In fact, that is the whole point of Systematic Investment Plan or SIP. When you are investing regularly in mutual funds for a long period, irrespective of the market conditions, you end up buying more units during a market downturn and less number of units during a bull market. This helps you to amass more units and maximise returns in the long run.
“It is very important to remember the basis of investing via SIPs. The idea of SIP is based on rupee-cost averaging and now is the time to average down your costs. “You make money when the price you pay for an asset is low,” says Tarun Vohra, Founding CEO, Integra Profit.

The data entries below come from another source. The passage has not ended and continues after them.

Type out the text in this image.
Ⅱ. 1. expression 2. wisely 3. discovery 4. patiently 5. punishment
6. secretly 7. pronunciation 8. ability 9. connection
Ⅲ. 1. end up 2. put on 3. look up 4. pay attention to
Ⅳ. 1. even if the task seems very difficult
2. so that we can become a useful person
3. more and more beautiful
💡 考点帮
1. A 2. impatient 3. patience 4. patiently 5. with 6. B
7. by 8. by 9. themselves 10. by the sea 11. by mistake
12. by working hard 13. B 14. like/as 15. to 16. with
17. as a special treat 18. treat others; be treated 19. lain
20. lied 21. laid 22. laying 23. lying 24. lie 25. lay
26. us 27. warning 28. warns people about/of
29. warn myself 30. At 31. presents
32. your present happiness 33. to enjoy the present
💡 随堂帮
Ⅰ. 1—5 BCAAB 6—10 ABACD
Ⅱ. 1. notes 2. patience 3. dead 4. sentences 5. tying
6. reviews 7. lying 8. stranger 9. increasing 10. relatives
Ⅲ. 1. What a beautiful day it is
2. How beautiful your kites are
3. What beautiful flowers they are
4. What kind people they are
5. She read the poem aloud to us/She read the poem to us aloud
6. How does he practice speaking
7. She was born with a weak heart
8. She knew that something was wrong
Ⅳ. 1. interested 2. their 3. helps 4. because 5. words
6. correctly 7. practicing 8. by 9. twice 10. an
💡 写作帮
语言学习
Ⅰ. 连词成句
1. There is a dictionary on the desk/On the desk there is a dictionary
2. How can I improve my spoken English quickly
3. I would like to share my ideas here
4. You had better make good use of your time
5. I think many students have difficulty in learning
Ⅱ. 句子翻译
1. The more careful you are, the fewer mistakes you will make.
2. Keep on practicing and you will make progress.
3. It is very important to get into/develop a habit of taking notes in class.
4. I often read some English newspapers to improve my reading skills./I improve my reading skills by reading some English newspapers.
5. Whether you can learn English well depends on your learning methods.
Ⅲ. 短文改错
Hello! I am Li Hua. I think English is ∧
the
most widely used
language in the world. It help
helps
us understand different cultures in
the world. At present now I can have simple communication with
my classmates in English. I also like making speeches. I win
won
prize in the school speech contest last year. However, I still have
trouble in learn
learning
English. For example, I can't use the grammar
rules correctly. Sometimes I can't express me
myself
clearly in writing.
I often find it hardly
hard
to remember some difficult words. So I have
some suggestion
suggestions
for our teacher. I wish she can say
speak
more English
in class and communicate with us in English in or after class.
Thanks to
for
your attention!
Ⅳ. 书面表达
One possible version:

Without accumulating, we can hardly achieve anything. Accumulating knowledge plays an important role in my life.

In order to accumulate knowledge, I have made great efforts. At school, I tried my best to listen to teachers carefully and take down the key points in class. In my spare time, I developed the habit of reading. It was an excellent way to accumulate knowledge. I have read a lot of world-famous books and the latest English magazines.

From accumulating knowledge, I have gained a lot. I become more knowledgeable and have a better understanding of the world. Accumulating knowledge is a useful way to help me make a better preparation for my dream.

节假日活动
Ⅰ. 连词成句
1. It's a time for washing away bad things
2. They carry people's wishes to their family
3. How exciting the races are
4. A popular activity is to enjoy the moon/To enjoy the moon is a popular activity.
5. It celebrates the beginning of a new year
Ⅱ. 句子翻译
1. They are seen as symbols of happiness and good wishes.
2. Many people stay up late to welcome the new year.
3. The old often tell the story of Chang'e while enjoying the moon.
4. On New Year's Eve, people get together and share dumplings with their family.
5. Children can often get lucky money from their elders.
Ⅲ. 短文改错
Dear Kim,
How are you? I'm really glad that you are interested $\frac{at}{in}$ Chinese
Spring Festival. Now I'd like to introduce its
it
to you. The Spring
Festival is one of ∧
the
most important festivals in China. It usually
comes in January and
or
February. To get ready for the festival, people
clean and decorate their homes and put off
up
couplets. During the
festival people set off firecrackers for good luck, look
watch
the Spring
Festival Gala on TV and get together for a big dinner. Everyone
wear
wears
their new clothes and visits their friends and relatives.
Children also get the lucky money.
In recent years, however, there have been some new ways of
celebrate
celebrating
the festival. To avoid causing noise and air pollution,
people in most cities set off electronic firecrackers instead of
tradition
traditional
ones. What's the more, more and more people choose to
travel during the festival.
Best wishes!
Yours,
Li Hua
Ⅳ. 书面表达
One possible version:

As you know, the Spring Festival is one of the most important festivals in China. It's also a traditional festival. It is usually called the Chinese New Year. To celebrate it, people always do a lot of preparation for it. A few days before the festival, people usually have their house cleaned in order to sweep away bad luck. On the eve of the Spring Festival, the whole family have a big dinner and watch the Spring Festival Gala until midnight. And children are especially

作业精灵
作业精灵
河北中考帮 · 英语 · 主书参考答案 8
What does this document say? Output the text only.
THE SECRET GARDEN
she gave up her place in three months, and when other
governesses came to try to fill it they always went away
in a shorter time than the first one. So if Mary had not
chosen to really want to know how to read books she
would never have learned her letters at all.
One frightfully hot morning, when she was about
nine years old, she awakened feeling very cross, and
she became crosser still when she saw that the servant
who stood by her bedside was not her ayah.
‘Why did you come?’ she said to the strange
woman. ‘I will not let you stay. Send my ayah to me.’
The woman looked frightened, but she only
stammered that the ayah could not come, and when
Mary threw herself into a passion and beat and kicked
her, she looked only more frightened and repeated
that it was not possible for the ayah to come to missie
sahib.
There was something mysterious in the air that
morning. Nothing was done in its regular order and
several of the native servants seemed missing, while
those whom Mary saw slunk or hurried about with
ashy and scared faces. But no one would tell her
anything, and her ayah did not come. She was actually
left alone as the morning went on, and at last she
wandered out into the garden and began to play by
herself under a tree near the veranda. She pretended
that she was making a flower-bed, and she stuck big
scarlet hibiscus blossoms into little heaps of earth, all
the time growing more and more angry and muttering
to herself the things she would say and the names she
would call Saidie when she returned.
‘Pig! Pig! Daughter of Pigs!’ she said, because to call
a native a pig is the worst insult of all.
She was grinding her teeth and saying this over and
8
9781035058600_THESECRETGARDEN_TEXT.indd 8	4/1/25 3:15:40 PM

Subramaniam says that investors should use such huge falls in the market as an opportunity to invest more money to their existing funds. He also has an advice for investors who are concerned about the negative returns offered by their SIPs: “investors who will invest more now will enjoy higher returns when markets bounce back as they would have accumulated more units at lower costs.”
He is confident that the stock market would bounce back in three to six months. He also point out that apart from the financial services sector, earnings for all other sectors have come strong which is in line with the strong GDP. “When you are investing in a mutual funds, you are not only buying stocks, you are actually buying Indian economic growth story,” says Subramaniam.
“Do not bother if your scheme is underperforming their benchmarks for three to four quarters. There may be external factors affecting the scheme’s performance. These factors might not have anything to do with the stocks in which your mutual fund invests,” says Vohra.